During layoffs and hiring freezes, when shortsighted businessmen choose temporary savings over long-term wins, visionary employers are scooping up top cyber talent.
Mass layoffs, hiring freezes, market uncertainty, and rushed AI integration crack businesses wide open to cyberattacks. Visionary leaders, however, can see the current situation as a rare opportunity to snatch talent in between jobs.
Current cybersecurity landscape
Cybersecurity is no longer on the margins. Reactive approach to cyber incidents is being replaced by proactive measures to prevent cyberattacks. But while the necessary tools and innovation to fend off attackers might be in place, specialists are nowhere to be found. And the situation is getting even worse every year.
According to The 2024 ISC2 Cybersecurity Workforce Study, the cybersecurity workforce gap is around 4,8 million, or 19% higher than the previous year. I would expect the demand will keep outpacing talent supply because of two main reasons:
- Businesses favor AI over inexperienced workers. According to a 54‑page Stanford paper titled “Canaries in the Coal Mine? Six Facts about the Recent Employment Effects of Artificial Intelligence,” employment among early‑career workers (ages 22–25) in AI‑exposed sectors—such as software engineering and customer service—fell by about 13%. More experienced workers who could oversee AI are needed. But not all companies recognize the need to grow and upskill talent themselves.
- AI is being implemented hastily by organizations and threat actors alike. Companies are eager to deploy AI tools to pursue the promising opportunities these technologies offer, often without realizing that doing so introduces additional security risks. Attackers, in turn, leverage AI at scale to automate the discovery and exploitation of vulnerabilities.
Recently, the The World Economic Forum (WEF) urged companies to implement cybersecurity measures at the speed of AI implementation as “AI introduces risk at the same rate as it introduces efficiencies.” They say security has to be a part of the strategic business roadmap.
But given there aren’t enough specialists, is that easier said than done? Let me make a brief detour and give you a quick overview of the current job market to show that hope is not lost just yet.
What’s happening with the job market and why it matters
If you asked me to describe it in one word, I’d say: uncertainty. Between market frenzy and AI‑bubble talk, and a rush to cut operational costs, employers seem unable to settle on a long‑term hiring strategy.
In the US, 7.2 million people (about 4.3%) are unemployed. Federal and AI-related layoffs, global trade tensions, and AI‑fueled uncertainty have left tens of thousands struggling to find jobs despite months of searching.
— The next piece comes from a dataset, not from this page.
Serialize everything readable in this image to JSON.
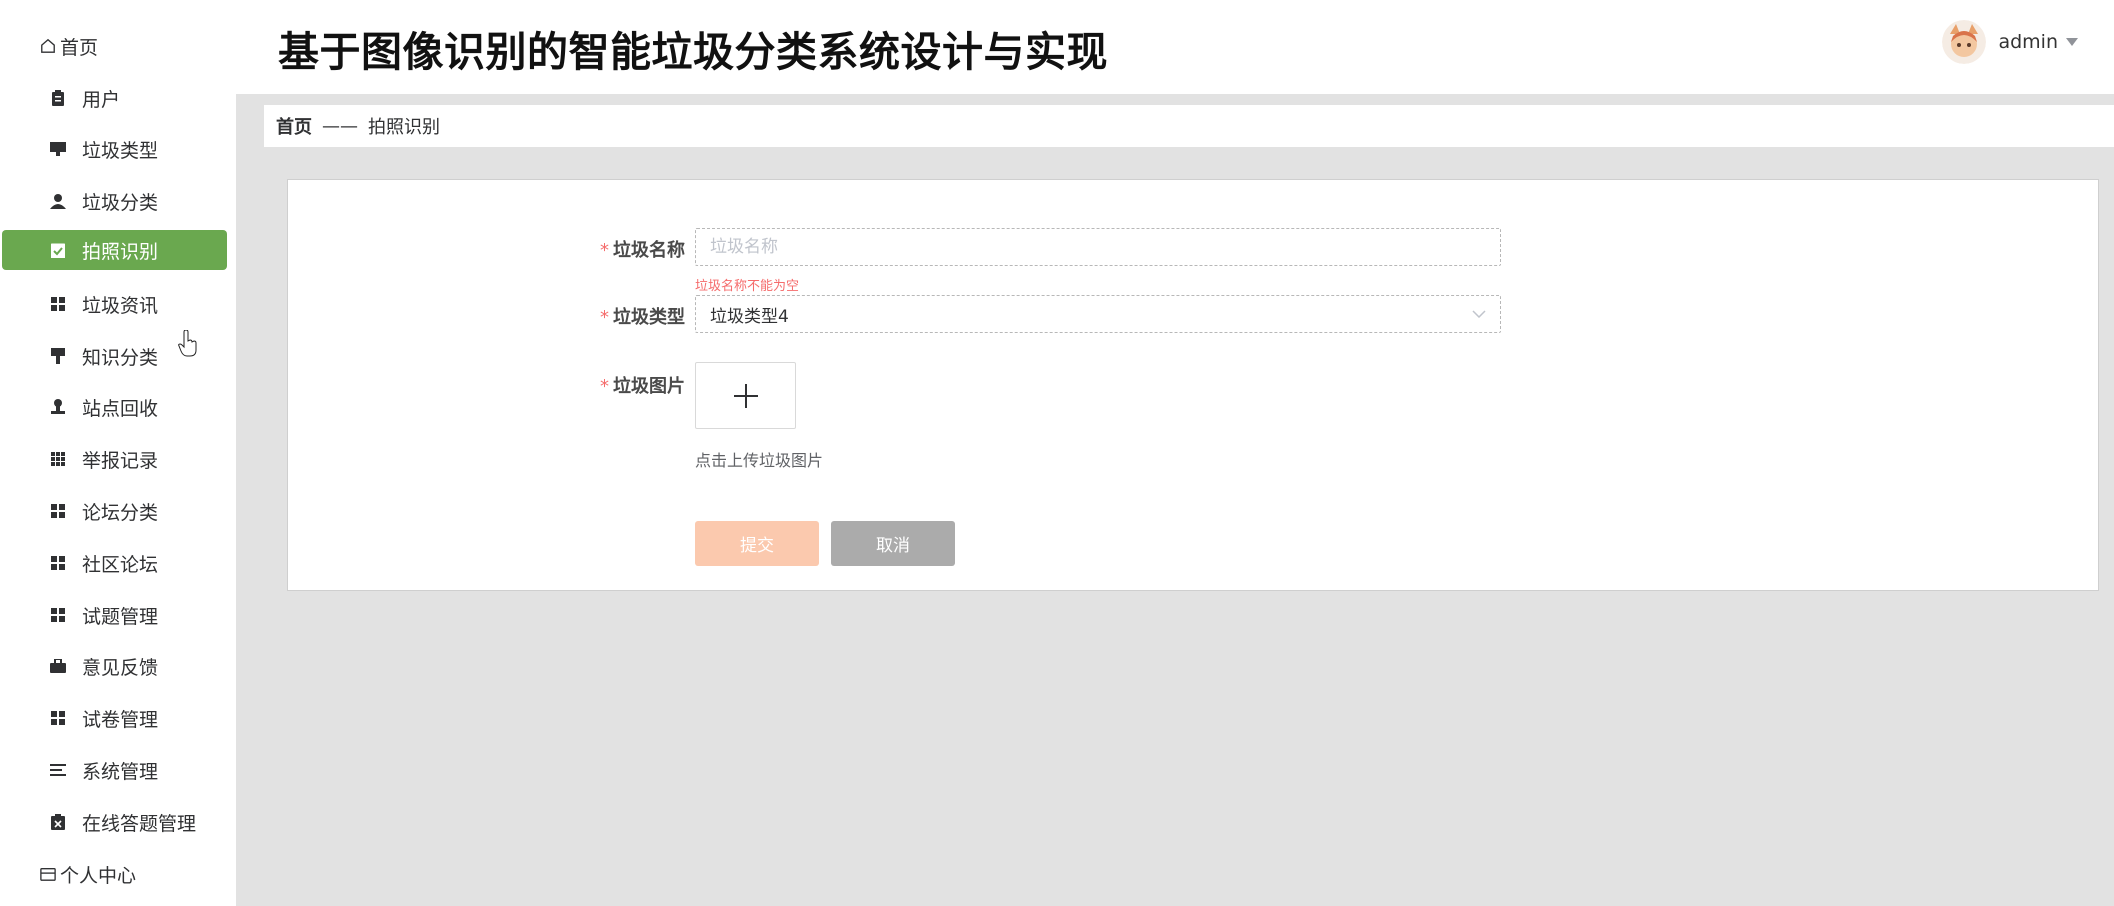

But businesses with a long‑term vision see opportunity. The talent pool has grown, making it easier to find the right candidate. Cybersecurity insiders say people are now more willing to relocate for work, and many value stability over salary—often accepting raises of only 3–4% instead of the 10–15% that was typical before.
Time to tap the bigger talent pool
AI is already replacing many intern tasks, especially in IT roles like programming, and companies are automating other functions such as customer support. But treating this shift as a looming catastrophe would be a mistake.
While AI automates some tasks and renders certain roles redundant, it also creates new jobs — and cybersecurity stands out as a clear growth area. Cybernews’s in‑house investigations show that automation has, so far, introduced fresh security risks for organizations. For example, Lenovo’s chatbot Lena could be compromised, giving attackers a way into internal systems.
Our researchers even outsmarted Meta AI, showcasing even the biggest players need more input and talent when it comes to the security of their systems.
As autonomous AI agents become capable of solving problems and acting on users’ behalf, the attack surface that cybersecurity teams must defend will only expand.
“Cybersecurity is one of those rare fields where AI creates more work than it automates away,” a security insider told me.
We will not only need more people to defend our systems, but we will need more highly skilled people. In the short term, market turmoil may give employers a larger candidate pool, but that’s no substitute for a long‑term talent strategy.
To meet future business needs, we must invest in young people now. Some intern tasks can be automated, but hiring and training juniors remains essential. Firms that focus solely on short‑term savings risk losing out — it’s wiser to invest in the next generation of talent.
ISC2 highlighted that investing in entry-and junior-level talent is key to building a more resilient cybersecurity workforce.
The more we automate, the more human input we’ll need. When searching for talent, cherish non‑technical skills like problem‑solving, analytical thinking, and a willingness to learn on the job.
In the age of AI, prioritize people.